Two-component ocean bottom cable (2C OBC) data are often affected by substantial noise. The noise is probably caused by shear wave energy registered on the vertical geophone. It exhibits random properties in common shot domain but coherent properties in common receiver domain. This phenomenon is observed in most OBC surveys worldwide, and the noise level can be very substantial. Typically, there is a substantial moveout difference between the noise and the signal, i.e., reflected PP waves, allowing use of velocity filtering for noise suppression. Velocity of sound in water can be used as a quite universal parameter for normal moveout (NMO) correction before the velocity filtering. The NMO correction substantially simplifies design of the velocity filter. Efficiency of the proposed approach is illustrated using real 2C OBC data.

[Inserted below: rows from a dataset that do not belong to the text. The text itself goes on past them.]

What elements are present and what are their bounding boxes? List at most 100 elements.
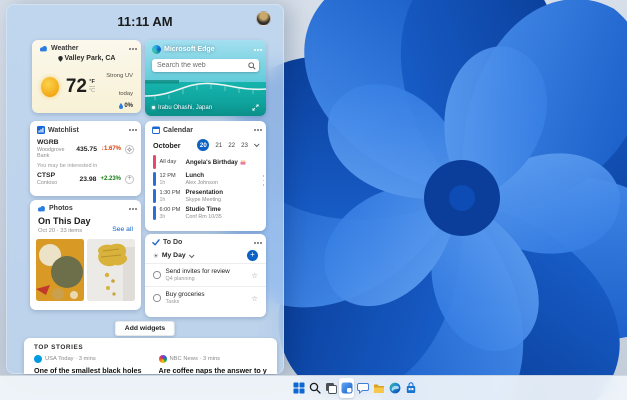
- weather-location: Valley Park, CA: [65, 55, 116, 62]
- complete-task-circle[interactable]: [153, 294, 161, 302]
- calendar-event[interactable]: 1:30 PM 1h Presentation Skype Meeting: [153, 189, 258, 203]
- weather-precipitation: 0%: [124, 103, 133, 109]
- star-icon[interactable]: ☆: [251, 294, 258, 303]
- day-chip[interactable]: 23: [241, 142, 248, 149]
- see-all-link[interactable]: See all: [112, 226, 133, 233]
- complete-task-circle[interactable]: [153, 271, 161, 279]
- star-icon[interactable]: ☆: [251, 271, 258, 280]
- more-options-icon[interactable]: [257, 129, 259, 131]
- top-stories-card: TOP STORIES USA Today · 3 mins One of th…: [24, 338, 277, 374]
- nbc-news-logo-icon: [159, 355, 167, 363]
- chat-button[interactable]: [355, 378, 370, 398]
- start-button[interactable]: [291, 378, 306, 398]
- top-stories-heading: TOP STORIES: [24, 338, 277, 351]
- cloud-icon: [39, 45, 48, 52]
- search-icon[interactable]: [248, 62, 256, 70]
- calendar-event[interactable]: 6:00 PM 3h Studio Time Conf Rm 10/35: [153, 206, 258, 220]
- chevron-down-icon[interactable]: [189, 252, 195, 258]
- stock-symbol: CTSP: [37, 172, 79, 179]
- droplet-icon: [119, 103, 123, 109]
- todo-widget[interactable]: To Do ☀ My Day + Send invites for review…: [145, 234, 266, 317]
- story-meta: USA Today · 3 mins: [45, 356, 96, 362]
- task-row[interactable]: Send invites for review Q4 planning ☆: [145, 263, 266, 286]
- edge-widget[interactable]: Microsoft Edge Irabu Ohashi, Japan: [145, 40, 266, 116]
- search-input[interactable]: [157, 62, 248, 69]
- stock-settings-button[interactable]: [125, 145, 134, 154]
- unit-fahrenheit[interactable]: °F: [89, 79, 95, 87]
- stock-price: 435.75: [76, 146, 97, 153]
- file-explorer-button[interactable]: [371, 378, 386, 398]
- task-list-name: Tasks: [166, 299, 247, 305]
- photos-title: Photos: [49, 205, 73, 212]
- day-chip[interactable]: 21: [215, 142, 222, 149]
- event-duration: 1h: [160, 197, 186, 203]
- stocks-icon: [37, 126, 45, 134]
- stock-change: ↓1.67%: [101, 146, 121, 152]
- watchlist-suggestion-label: You may be interested in: [30, 159, 141, 169]
- task-title: Buy groceries: [166, 291, 247, 298]
- calendar-event[interactable]: 12 PM 1h Lunch Alex Johnson: [153, 172, 258, 186]
- news-story[interactable]: USA Today · 3 mins One of the smallest b…: [34, 355, 143, 374]
- day-chip[interactable]: 22: [228, 142, 235, 149]
- more-options-icon[interactable]: [257, 242, 259, 244]
- photos-widget[interactable]: Photos On This Day Oct 20 · 33 items See…: [30, 200, 141, 310]
- add-task-button[interactable]: +: [247, 250, 258, 261]
- weather-title: Weather: [51, 45, 79, 52]
- plus-icon: +: [127, 175, 131, 182]
- photo-thumbnail-abstract[interactable]: [36, 239, 84, 301]
- watchlist-widget[interactable]: Watchlist WGRB Woodgrove Bank 435.75 ↓1.…: [30, 121, 141, 196]
- user-avatar[interactable]: [256, 11, 271, 26]
- story-headline: Are coffee naps the answer to your: [159, 366, 268, 374]
- news-story[interactable]: NBC News · 3 mins Are coffee naps the an…: [159, 355, 268, 374]
- event-time: All day: [160, 159, 186, 165]
- search-button[interactable]: [307, 378, 322, 398]
- add-widgets-button[interactable]: Add widgets: [115, 321, 175, 336]
- event-title: Lunch: [186, 172, 205, 179]
- widgets-panel: 11:11 AM Weather Valley Park, CA 72 °F °…: [6, 4, 284, 374]
- calendar-event[interactable]: All day Angela's Birthday: [153, 155, 258, 169]
- edge-photo-caption: Irabu Ohashi, Japan: [158, 105, 212, 111]
- scrollbar[interactable]: [263, 175, 265, 186]
- photos-heading: On This Day: [38, 216, 91, 226]
- stock-price: 23.98: [79, 176, 96, 183]
- task-list-name: Q4 planning: [166, 276, 247, 282]
- more-options-icon[interactable]: [132, 48, 134, 50]
- more-options-icon[interactable]: [257, 49, 259, 51]
- edge-browser-button[interactable]: [387, 378, 402, 398]
- event-time: 6:00 PM: [160, 207, 186, 213]
- store-button[interactable]: [403, 378, 418, 398]
- add-to-watchlist-button[interactable]: +: [125, 175, 134, 184]
- event-subtitle: Conf Rm 10/35: [186, 214, 259, 220]
- chevron-down-icon[interactable]: [254, 141, 260, 147]
- widgets-button[interactable]: [339, 378, 354, 398]
- story-meta: NBC News · 3 mins: [170, 356, 221, 362]
- location-pin-icon: [58, 56, 63, 62]
- weather-widget[interactable]: Weather Valley Park, CA 72 °F °C Strong …: [32, 40, 141, 113]
- stock-change: +2.23%: [100, 176, 121, 182]
- edge-title: Microsoft Edge: [164, 46, 215, 53]
- day-chip-selected[interactable]: 20: [197, 139, 209, 151]
- photo-thumbnail-balloon[interactable]: [87, 239, 135, 301]
- event-duration: 1h: [160, 180, 186, 186]
- taskbar: [0, 375, 627, 400]
- stock-row-wgrb[interactable]: WGRB Woodgrove Bank 435.75 ↓1.67%: [30, 136, 141, 159]
- event-title: Presentation: [186, 189, 223, 196]
- stock-row-ctsp[interactable]: CTSP Contoso 23.98 +2.23% +: [30, 169, 141, 186]
- expand-icon[interactable]: [252, 104, 259, 111]
- more-options-icon[interactable]: [132, 129, 134, 131]
- photos-meta: Oct 20 · 33 items: [38, 228, 91, 234]
- event-time: 12 PM: [160, 173, 186, 179]
- weather-condition: Strong UV today: [106, 73, 133, 97]
- calendar-widget[interactable]: Calendar October 20 21 22 23 All day Ang…: [145, 121, 266, 231]
- calendar-month: October: [153, 141, 181, 150]
- web-search-bar[interactable]: [152, 59, 259, 72]
- clock: 11:11 AM: [6, 14, 284, 29]
- task-view-button[interactable]: [323, 378, 338, 398]
- task-row[interactable]: Buy groceries Tasks ☆: [145, 286, 266, 309]
- stock-symbol: WGRB: [37, 139, 76, 146]
- list-selector[interactable]: My Day: [162, 252, 186, 259]
- stock-name: Contoso: [37, 180, 79, 186]
- watchlist-title: Watchlist: [48, 127, 79, 134]
- cake-icon: [240, 159, 246, 165]
- more-options-icon[interactable]: [132, 208, 134, 210]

The hydrophone and vertical geophone (2C) OBC data can be combined to provide a powerful method for eliminating multiples. A combination procedure may rely upon the proper relationship between the hydrophone and geophone data sets. The proper relationship can be masked when noise is present on either or both of the two components, and the effectiveness of the 2C OBC combination, i.e., the multiple suppression, may be greatly reduced. Therefore, noises should be removed from OBC data before the 2C combination. The purpose of this paper is to present a simple and effective procedure for removing noise that commonly corrupts OBC data.
Most suggested theories define the observed noise as related to shear wave energy recorded on the vertical geophone. For example, Claerbout (1990) pointed out that due to nonvertical incidence of P- and S-reflected waves at the water bottom, there is so-called 'crosstalk' between vertical and horizontal geophones. Li and Yuan (1999) attributed the noise to nonperfect coupling and orientation of OBC geophones. Reid and Macbeth (2000) have treated the problem in terms of vector fidelity.